The EN-V is not intended for highway driving, but for what GM refers to as “personal urban transport,” an idea already taken up by several companies and academic research groups. Many feel there’s a need for “last mile” transport or gap transport, a means of transportation that covers the area between where public transport drops off and an exact final destination.
Walking is already the obvious solution in many cases. But in severe weather, when touting packages, or in cities lacking extensive public transport reach, people still tend to take a car over public transport. Providing another option could be the key to getting people to leave those cars outside the city.
The EN-V aims to offer a solution to city traffic congestion, parking, poor air quality, and affordability, according to GM. Using the same platform, the car could come in three distinct looks: the Jiao (Pride), Miao (Magic), and Xiao (Laugh).
GM Smart Car
The EN-V, which looks like a cross between a Smart Car and MIT’s City Car, is actually a descendant of the Project PUMA (Personal Urban Mobility and Accessibility) that GM unveiled in April 2009. The PUMA is a two-wheel car built with Segway technology.

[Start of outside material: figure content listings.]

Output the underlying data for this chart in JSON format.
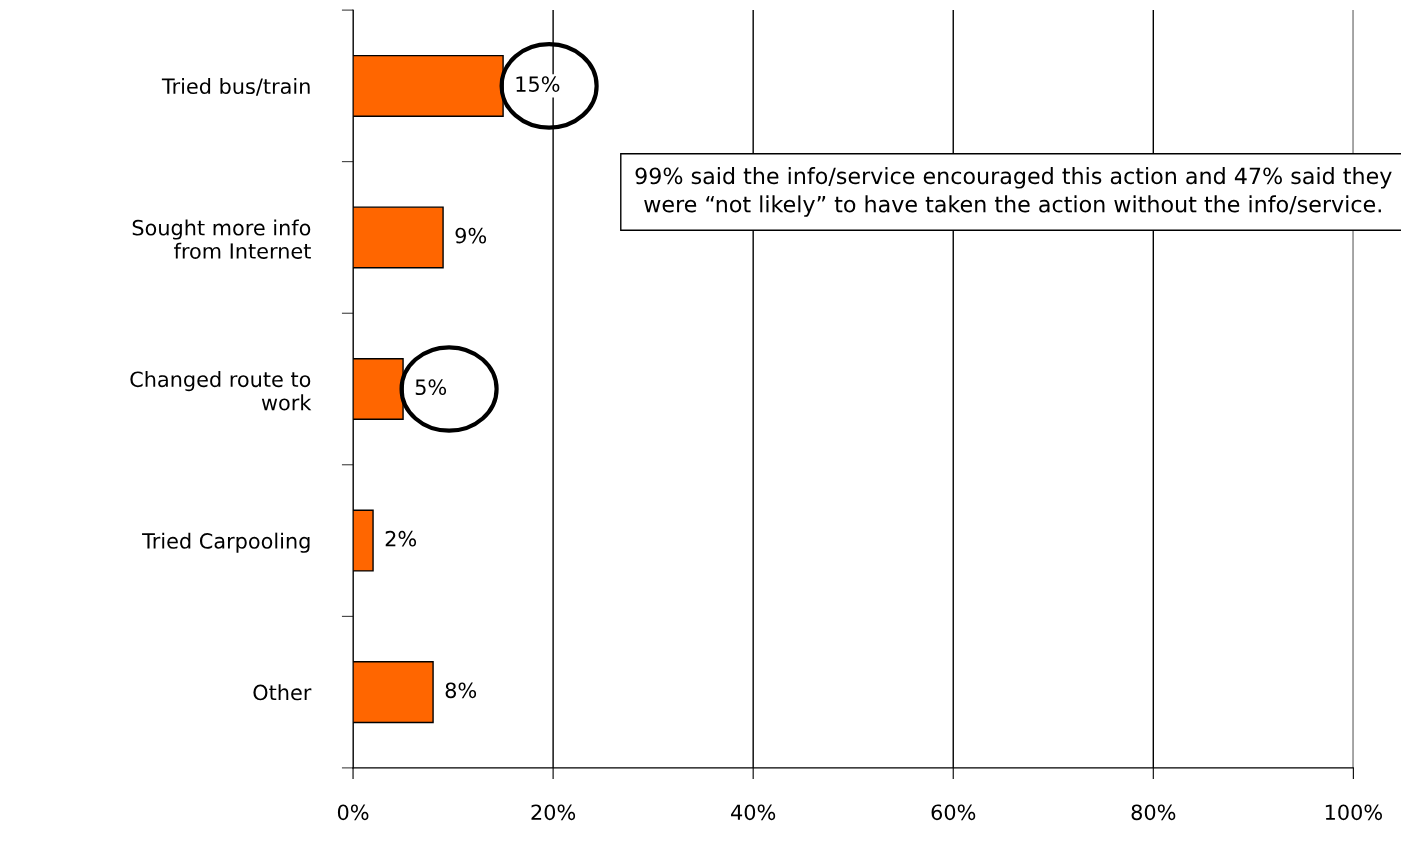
{
  "chart_data": {
    "type": "bar",
    "orientation": "horizontal",
    "categories": [
      "Tried bus/train",
      "Sought more info\nfrom Internet",
      "Changed route to\nwork",
      "Tried Carpooling",
      "Other"
    ],
    "values": [
      15,
      9,
      5,
      2,
      8
    ],
    "value_labels": [
      "15%",
      "9%",
      "5%",
      "2%",
      "8%"
    ],
    "color": "#ff6600",
    "xlim": [
      0,
      100
    ],
    "xticks": [
      {
        "value": 0,
        "label": "0%"
      },
      {
        "value": 20,
        "label": "20%"
      },
      {
        "value": 40,
        "label": "40%"
      },
      {
        "value": 60,
        "label": "60%"
      },
      {
        "value": 80,
        "label": "80%"
      },
      {
        "value": 100,
        "label": "100%"
      }
    ],
    "grid": "x",
    "annotations": [
      "99% said the info/service encouraged this action and 47% said they were “not likely” to have taken the action without the info/service."
    ]
  }
}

The EN-V runs on lithium ion batteries that can recharge from a standard household outlet. Its global positioning system, vehicle-to-vehicle communications network, and a sensor and camera system would allow it to be driven manually, or operate autonomously once given a set destination. The combined technology would give it the ability to navigate the complicated urban atmosphere of constantly changing traffic and pedestrian situations, according to GM.
The EN-V concept car will be unveiled in the SAIC-GM Pavilion at the World Expo 2010 Shanghai, an expo showcasing tech products and ideas geared toward the goal of sustainable urban living. It runs May 1 through October 30.